I think the poet of ‘Grandfather’ wants the poem to relate to the readers own life and experiences, and for the reader to see the similarity between grandparents in general, and also for the reader to know that someone else has gone through the same thing when a grandparent has died. This is comforting to the reader and thus makes the poem more relative to them personally. The poet of ‘Jessie Emily Schofield’ relates to the specific reader that has that same experience of washing their grandmother’s hair and it that case, would be more effective to the reader.
In ‘Grandfather’ the physical abilities and pure skill of the poet’s grandfather is portrayed through the way ‘he was able to make model yachts’ even though he had ‘three fingers missing’ and he was also able to ‘weave baskets’. Also the ‘long gnarled fingers’ familiarises with the reader, as all grandparents have these types of fingers. The use of the word ‘breathing’ to describe the season Spring, relates to new life, as that is the season in which animals are known to be born, but it also reflects the breathing of the grandfather, and this is contradicted further on in the poem when winter comes and the grandfather is taken into hospital. Each stanza of the poem begins with ‘I remember’, this reinforces that the grandfather is in the poet’s memories now and the poet is looking back at the memories she has of him. The poem begins positively but progresses to a more depressed atmosphere when the death of the grandfather comes about. The fact the ‘wilting daffodils Laid upon his grave’ relates to earlier on in the poem and it’s like the flowers on the grave are an attempt at bringing back the ‘breathing spring’.

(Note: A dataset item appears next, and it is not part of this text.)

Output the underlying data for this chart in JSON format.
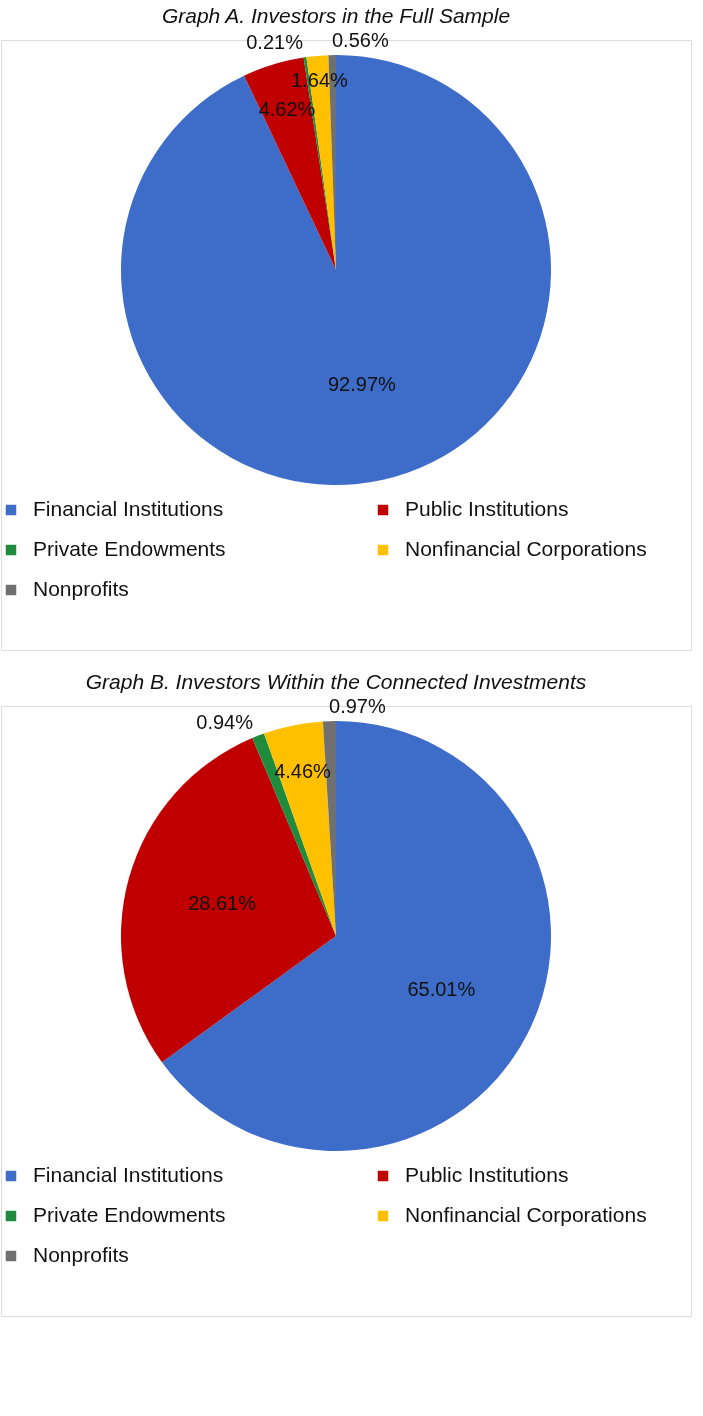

In ‘Jessie Emily Schofield’ we see the poet go into detail of a specified event, and we see the manner in which her and her grandmother behave. The way her grandmother ‘would turn off her hearing aid and bend into the water’ is like she’s turning off the outside world and submerging into silence. The line ‘wedding dress silk on a widow’ is used to represent her grandmother’s hair, this specific line jumped out at me as the image it creates is beautiful and moving, and it also informs us that her husband has died, this allows us to empathise with her easier and thus increasing the effect the poem has on us.
I was affected more by ‘Grandfather’, this is because the picture the poet creates of her grandfather reminds me greatly of my own grandfather, as the description is a very general one, and thus many people are able to relate to it. So instead of picturing her grandfather, you picture your own and this brings back a flood of memories you have of your grandfather. I feel the poem is able to hook me in on a much deeper level than ‘Jessie Emily Schofield’, and that, for me, makes ‘Grandfather’ a much more emotional poem.